Quentin Jones has been making visuals for the who’s who of the fashion world, including brands like adidas, Dior and Chanel, and magazines like Elle and Vogue. She works in a variety of materials and mediums; having found a way of translating her signature aesthetic across still and moving image.
“Professionally my career began with film,” Jones tells us. “I graduated from St Martins showing stop motion films in my final MA show. So, the jobs I got straight from there were stop-motion film jobs, where I would take hundreds of pictures of my artworks evolving, and layer these up digitally with live footage of people moving.”
She makes playful fashion films, featuring off-kilter characters and shapes moving around in ways you wouldn’t expect. Her filmmaking craft often involves the creation of individual frames. Early on, she found she was able to control the end product better if she created those stills herself instead of art directing photographers or illustrators.
She grew up keeping sketchbooks, painting and taking photographs, so thinking in stills wasn’t entirely unfamiliar, she tells us. “I had been taking the frames all along in my films, so it seemed like a natural progression to work fully on still photos in same way I had with film,” she explains. Her ability to think in motion is evident in her photography and collage work, where even still scenes have a quality of being caught mid-movement.
She cites some of her key influences as photomontage artist Hannah Hoch, Amercian painter R.B Kitaj, the figurative work of Francis Bacon, South African painter Marlene Dumas, surrealist filmmaker Jan Svankmajer, Michel Gondry and Jean-Michel Basquiat. “I try to look outside of fashion/beauty and often pull out books on fine artists, particularly painters,” Jones says. Influences of 20th Century Surrealism and Dadaism are certainly evident in her work.
“My work often celebrates juxtaposition. And that can be as simple as roughly cutting through a very carefully composed image. I guess there is a lot of ripping and splatting of paint over fashion and beauty images.
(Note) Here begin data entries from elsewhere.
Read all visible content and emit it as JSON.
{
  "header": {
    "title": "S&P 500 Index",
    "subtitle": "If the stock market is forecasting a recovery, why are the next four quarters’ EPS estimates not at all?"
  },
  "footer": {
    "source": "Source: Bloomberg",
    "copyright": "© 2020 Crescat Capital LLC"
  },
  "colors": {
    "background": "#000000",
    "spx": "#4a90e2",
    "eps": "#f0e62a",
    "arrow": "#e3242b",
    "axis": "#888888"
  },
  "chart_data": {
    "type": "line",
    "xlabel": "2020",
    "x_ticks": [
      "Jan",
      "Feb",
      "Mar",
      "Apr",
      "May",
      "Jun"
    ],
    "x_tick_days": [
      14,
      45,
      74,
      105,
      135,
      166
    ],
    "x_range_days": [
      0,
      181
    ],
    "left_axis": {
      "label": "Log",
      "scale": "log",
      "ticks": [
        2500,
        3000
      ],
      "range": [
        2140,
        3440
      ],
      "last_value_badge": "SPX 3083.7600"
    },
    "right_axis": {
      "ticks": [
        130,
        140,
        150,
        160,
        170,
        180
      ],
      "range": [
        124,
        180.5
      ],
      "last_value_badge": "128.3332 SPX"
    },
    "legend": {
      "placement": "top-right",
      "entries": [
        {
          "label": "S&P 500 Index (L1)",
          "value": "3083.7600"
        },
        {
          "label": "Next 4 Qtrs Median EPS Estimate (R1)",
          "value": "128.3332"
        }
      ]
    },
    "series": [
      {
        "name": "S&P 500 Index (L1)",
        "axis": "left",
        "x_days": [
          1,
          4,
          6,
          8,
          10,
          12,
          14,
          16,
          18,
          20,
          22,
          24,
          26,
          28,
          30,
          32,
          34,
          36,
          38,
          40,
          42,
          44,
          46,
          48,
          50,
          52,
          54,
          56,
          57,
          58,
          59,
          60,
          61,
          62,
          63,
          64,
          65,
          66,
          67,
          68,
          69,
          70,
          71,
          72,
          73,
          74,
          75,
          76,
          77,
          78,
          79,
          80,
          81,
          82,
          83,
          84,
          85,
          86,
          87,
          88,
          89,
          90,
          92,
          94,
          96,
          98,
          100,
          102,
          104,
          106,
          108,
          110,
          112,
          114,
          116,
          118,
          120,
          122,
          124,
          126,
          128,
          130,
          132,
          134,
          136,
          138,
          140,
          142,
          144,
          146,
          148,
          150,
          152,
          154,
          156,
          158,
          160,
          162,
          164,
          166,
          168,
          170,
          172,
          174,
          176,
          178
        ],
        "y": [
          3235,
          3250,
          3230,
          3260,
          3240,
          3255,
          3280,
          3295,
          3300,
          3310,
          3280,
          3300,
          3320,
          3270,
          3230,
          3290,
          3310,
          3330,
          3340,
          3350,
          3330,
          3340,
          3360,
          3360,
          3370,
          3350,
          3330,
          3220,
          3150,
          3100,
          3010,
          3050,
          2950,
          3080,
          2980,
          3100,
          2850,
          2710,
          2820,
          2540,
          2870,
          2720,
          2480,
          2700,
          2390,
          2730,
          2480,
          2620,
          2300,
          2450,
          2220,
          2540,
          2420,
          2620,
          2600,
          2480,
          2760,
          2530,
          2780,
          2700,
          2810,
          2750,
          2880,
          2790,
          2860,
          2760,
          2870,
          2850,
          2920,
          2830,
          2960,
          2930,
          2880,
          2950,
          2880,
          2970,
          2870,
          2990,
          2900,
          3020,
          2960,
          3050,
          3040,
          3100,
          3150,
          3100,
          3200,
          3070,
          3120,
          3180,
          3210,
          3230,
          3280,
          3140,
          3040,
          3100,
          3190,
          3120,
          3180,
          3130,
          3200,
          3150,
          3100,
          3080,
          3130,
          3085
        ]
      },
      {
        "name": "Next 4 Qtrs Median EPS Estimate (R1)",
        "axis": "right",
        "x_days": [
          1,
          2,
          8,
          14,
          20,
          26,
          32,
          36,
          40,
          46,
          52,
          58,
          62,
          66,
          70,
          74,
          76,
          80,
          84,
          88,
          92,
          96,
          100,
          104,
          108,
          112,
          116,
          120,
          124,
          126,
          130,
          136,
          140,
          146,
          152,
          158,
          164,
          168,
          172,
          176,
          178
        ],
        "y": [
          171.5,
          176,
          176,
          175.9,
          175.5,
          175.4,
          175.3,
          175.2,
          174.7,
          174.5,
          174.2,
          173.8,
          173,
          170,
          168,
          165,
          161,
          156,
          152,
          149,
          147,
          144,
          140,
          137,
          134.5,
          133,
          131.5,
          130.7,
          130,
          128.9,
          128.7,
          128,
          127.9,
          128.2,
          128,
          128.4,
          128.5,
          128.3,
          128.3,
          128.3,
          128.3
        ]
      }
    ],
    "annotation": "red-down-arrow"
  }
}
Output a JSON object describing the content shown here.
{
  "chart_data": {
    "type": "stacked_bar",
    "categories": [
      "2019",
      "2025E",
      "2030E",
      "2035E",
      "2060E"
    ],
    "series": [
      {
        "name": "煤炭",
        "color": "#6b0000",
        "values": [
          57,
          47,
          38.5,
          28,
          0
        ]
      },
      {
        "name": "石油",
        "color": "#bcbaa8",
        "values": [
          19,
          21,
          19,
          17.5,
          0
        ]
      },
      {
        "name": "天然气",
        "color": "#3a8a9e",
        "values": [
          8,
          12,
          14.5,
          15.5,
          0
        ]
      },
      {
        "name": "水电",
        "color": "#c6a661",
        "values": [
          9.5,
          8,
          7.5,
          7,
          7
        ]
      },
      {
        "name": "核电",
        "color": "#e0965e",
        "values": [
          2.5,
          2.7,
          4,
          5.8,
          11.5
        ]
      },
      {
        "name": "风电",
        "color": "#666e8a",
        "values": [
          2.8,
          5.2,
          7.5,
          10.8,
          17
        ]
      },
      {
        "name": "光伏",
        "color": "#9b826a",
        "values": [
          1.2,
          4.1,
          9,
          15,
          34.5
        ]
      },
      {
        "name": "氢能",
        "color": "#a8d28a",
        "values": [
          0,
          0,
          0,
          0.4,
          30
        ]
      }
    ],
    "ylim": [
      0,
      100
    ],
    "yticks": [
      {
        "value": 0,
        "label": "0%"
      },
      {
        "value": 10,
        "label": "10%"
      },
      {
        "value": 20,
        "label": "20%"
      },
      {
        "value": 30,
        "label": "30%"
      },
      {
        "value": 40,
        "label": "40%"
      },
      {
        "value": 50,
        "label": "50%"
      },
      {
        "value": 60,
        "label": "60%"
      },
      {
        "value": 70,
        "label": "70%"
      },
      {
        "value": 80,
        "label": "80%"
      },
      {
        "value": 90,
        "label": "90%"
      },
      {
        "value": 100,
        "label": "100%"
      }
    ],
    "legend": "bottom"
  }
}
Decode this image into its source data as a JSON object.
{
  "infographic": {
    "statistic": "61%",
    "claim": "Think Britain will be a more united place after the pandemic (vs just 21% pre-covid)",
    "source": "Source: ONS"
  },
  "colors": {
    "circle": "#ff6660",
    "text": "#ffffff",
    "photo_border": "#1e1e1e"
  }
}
Then another thing is that my work is often light-hearted and fun because I work in fashion and beauty, and don’t feel like it should be taken too seriously,” she explains.
Jones tells us she thrives within the confines of a commercial brief. “Maybe because I am naturally competitive and goal-orientated and each brief is a perfect puzzle to solve, and I love the sense of completion at the end of projects. Maybe this is why I wasn’t drawn to being a fine artist!” she explains.
The fashion world is notoriously hard to break into, but seems to have taken to Jones. While in part down to the work itself, her success comes down to her own conviction in art. “I think it is really important to not be concerned with what your contemporaries are doing and try to tune into ideas and an aesthetic that really speaks to you. Because ultimately you will only have a great career if it excites you and there is something you are chasing throughout,” she advises.
“It is so easy to panic and look at what successful people are doing – and of course this is something I do too – but when I make something that turns out to be successful, it is because it came from my imagination,” she says. “Quite literally when I can see something in my mind’s eye, and know it is going to look cool, then there is a good chance other people might think so too.”